If you come face to face with a lion should you run or freeze? The answer depends on who you are and what weapons you have at your disposal. If you are a baby under six months of age there is not much you can do than just be. From birth, the job of a baby is to grow rapidly; at six months they are double the birth weight.
So a baby till then is only concerned with the food source and a place to sleep, the wider environment is ignored. But thereafter they begin to take notice, struggle to sit up eventually toddling and walking. The modern adult desires to reverse this childhood development.
A hard week at work is crowned only if you can slouch on the couch for hours, trying to reconcile the contradictory world we live in; ‘Why is it that what is good for a baby becomes bad for an adult’?
An answer to that question perhaps lies in the understanding of the evolution of human beings species. A lion chasing prey can run twice as fast as the Olympic sprint champion, but only over a short distance. Up until two million years ago this information was critical to survival. To get meat, man relied on other animals such as lions killing it then making do with leftovers. Eating meat therefore relied on having an agreement on when the lion was done. A miscalculation would lead to an athletic test. But around two million years ago, ancient man, although still fairly small in stature figured out how to hunt herds of animals chasing and herding them in such a way that they could select one for the kill.
One scientist theorises that early humans would climb and sit in a tree waiting for animals to come by, probably for water, and then spear them at point blank range. That evolutionary innovation changed human beings allowing them to eat more protein and energy dense food, grow taller and bigger.
It also meant that their lives no longer depended on lions’ shopping habits. Rather than have to look after lions they were now competition at best or even part of what could be killed, but not eaten now that there was enough food. It should therefore not surprise that the Kenya Wildlife Service reports that Kenya only has about 2,000 lions remaining in the whole country. An estimated 100 lions are lost every year because of conflict between the lion’s and human’s livestock based habitat. At that rate we may have no lions in Kenya by 2030.

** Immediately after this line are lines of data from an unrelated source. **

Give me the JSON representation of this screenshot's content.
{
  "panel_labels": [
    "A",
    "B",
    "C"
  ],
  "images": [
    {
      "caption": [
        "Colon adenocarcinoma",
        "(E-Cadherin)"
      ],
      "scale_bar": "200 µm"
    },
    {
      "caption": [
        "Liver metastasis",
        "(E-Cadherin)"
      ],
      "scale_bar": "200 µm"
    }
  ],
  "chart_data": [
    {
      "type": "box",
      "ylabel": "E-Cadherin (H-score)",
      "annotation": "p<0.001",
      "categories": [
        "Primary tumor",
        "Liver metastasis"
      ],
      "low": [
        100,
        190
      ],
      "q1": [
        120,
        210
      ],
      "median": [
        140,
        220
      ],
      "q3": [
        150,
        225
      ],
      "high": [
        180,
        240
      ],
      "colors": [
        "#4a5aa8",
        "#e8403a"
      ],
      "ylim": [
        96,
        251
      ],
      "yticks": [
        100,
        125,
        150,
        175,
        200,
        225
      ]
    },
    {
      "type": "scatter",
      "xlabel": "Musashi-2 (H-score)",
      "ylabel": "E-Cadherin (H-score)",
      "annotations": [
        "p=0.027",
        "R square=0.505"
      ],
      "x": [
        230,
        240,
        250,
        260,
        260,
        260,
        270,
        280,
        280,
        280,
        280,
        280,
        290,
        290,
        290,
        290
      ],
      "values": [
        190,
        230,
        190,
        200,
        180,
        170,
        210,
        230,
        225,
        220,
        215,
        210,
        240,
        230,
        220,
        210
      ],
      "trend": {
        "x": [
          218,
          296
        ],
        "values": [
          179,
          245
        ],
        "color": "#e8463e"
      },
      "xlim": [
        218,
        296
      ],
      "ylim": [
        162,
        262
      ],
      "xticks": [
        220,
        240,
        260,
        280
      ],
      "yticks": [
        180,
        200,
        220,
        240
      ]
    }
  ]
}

At the same time we continue to eat more and more calories per day on average but exercise much less than our forefathers. Eating a diet rich in nutrients is an efficient way to eat, compare how long a cow has to eat compared to a human and you get the point.
The problem is knowing when to stop. In the case of humans an increasing rich diet has become associated with increasing heart disease, diabetes and high blood pressure, grouped as non-communicable diseases. One condition that underlies these diseases is obesity, having too much fat in the wrong places.
Apart from the fat we can see on a person, doctors are concerned about the fat that is in side of us, in the blood stream and embedded in various tissues. The word used for these fats is ‘lipids’. Together with carbohydrates and proteins lipids are a key component of each living cell.
The major lipid that a layperson who is keen on their health recognizes is cholesterol usually as a thing to be avoided. Many supermarket products are proud to state that they have no cholesterol. Yet cholesterol is manufactured in the liver and is essential to the integrity of each body cell and is key in the formation of bile acids, necessary for digestion, and in oestrogen and testosterone, the female and male hormone respectively. Older scientific literature was concerned that increased dietary intake of foods high in cholesterol was directly related to an individual’s blood cholesterol levels.
But current evidence suggests that it is not as simple as that and people need to take into account other factors such as a family history, their overall nutrient intake, the amount of exercise they have regularly than just focusing on the amount of meat they eat in isolation.
Having a high cholesterol level usually does not cause any symptoms and so a cholesterol test is an important tool in preventing heart disease from developing. Checking your cholesterol levels is recommended if you have a family history of high cholesterol, heart disease or diabetes, are overweight and do little exercise.
True danger now lurks inside our body rather than outside. Interesting that the remedy remains the same, run. And it does not have to be a sprint; even moving at slow speeds is associated with reduced risk of cardiovascular disease.